It seems that I keep inheriting old systems that provide a singular, albeit mission critical, function to their owners. In the majority of these cases, I have encountered numerous small applications that were designed to run in a standalone environment to solve a very narrow problem or set of problems. The person who supports the application – which is very often the same person that wrote the code behind it – eventually departs the company without documenting his/her work. Somehow these database apps keep chugging along for months or years until one day a tragedy occurs – like a folder being renamed or a mapped drive being deleted.
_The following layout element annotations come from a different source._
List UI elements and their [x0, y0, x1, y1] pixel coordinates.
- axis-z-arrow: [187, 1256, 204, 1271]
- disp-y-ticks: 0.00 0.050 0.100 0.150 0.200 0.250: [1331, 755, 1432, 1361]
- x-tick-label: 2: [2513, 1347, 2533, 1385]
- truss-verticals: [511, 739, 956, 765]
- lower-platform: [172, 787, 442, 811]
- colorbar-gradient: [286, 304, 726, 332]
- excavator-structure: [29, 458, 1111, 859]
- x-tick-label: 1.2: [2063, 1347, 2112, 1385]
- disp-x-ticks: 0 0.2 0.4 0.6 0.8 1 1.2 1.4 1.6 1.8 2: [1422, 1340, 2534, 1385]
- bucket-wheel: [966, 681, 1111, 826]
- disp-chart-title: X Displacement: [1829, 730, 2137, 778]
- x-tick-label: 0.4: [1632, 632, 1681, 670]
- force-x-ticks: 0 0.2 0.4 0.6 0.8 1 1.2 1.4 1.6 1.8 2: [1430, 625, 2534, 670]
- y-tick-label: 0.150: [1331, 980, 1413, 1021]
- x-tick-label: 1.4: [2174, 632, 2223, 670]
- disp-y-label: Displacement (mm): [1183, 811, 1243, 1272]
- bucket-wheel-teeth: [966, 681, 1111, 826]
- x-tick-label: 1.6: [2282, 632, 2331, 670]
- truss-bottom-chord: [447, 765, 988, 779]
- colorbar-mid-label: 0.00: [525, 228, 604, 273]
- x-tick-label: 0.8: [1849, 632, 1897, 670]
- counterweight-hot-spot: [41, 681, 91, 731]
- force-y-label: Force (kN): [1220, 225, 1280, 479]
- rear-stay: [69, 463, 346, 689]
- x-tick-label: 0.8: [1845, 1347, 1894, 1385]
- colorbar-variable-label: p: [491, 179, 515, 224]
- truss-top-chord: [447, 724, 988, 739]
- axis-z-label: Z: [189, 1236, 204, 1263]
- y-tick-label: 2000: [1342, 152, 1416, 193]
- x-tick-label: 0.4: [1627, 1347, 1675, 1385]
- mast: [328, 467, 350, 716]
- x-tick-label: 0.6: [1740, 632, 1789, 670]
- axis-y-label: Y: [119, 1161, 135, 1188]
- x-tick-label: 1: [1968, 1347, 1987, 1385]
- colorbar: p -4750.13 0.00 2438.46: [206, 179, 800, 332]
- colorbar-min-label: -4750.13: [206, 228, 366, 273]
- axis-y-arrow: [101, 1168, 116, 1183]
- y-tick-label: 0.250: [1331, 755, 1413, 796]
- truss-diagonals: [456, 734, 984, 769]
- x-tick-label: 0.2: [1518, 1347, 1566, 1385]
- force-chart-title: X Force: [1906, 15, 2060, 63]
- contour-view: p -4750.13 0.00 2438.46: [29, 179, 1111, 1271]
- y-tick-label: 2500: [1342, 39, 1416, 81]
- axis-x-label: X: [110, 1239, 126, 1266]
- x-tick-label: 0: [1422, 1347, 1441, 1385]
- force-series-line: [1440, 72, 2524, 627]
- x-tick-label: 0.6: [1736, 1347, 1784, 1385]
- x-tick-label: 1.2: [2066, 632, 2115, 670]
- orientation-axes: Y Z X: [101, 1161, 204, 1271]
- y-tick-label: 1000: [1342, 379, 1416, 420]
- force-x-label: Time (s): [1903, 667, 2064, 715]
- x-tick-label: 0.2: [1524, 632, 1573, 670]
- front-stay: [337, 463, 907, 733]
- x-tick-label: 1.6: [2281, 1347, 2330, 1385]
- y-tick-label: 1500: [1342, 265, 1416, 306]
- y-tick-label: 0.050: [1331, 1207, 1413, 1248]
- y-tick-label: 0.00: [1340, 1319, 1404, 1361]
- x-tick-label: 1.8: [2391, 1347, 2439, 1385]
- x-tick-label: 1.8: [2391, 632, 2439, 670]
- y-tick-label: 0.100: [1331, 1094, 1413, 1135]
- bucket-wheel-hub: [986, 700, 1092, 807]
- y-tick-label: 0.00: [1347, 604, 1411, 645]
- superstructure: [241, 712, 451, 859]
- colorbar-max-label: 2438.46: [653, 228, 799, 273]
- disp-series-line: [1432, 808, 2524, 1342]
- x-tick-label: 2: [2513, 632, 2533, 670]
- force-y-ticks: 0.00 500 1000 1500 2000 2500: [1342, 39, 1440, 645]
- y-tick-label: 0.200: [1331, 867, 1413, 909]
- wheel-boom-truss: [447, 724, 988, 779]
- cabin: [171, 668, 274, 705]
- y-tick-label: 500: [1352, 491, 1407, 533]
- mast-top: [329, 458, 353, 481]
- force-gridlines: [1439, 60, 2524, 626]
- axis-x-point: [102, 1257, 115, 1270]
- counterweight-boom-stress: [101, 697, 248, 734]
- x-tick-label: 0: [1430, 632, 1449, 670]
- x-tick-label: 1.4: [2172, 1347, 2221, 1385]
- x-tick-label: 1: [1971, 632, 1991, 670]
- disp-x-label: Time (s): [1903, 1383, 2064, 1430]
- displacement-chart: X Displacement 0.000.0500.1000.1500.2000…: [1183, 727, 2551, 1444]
My phone rings, and I step out of my database analyst role and into my Sherlock Holmes coat.
I’m sure you’ve all been there. A problem that should take you 30 minutes to fix actually costs you two days because you have to reverse engineer the environment to figure out what the programmer or database designer was thinking. These kind of things get me more irritated than a cowboy without a saddle on a hot summer day.
The Importance of Documentation
It’s not just for the sake of others that you document. I can’t tell you how many times I’ve looked over some of my own handiwork and wondered what I had been thinking when I designed a feature or configured a particular database object. With few exceptions, I almost always fall back on my documentation at some point, even for the most trivial of things.
So I put out the call to all of my fellow IT folks, database analysts/programmers/sysadmins/[insert your job role here]. Document, document, document. Even if you’re sure no one will ever need it, document. If you are creating an ETL database that you plan to delete in 90 days, document. If you write a function that’s more than three lines long, document. Your successors will thank you for it. You might even save your own job some day!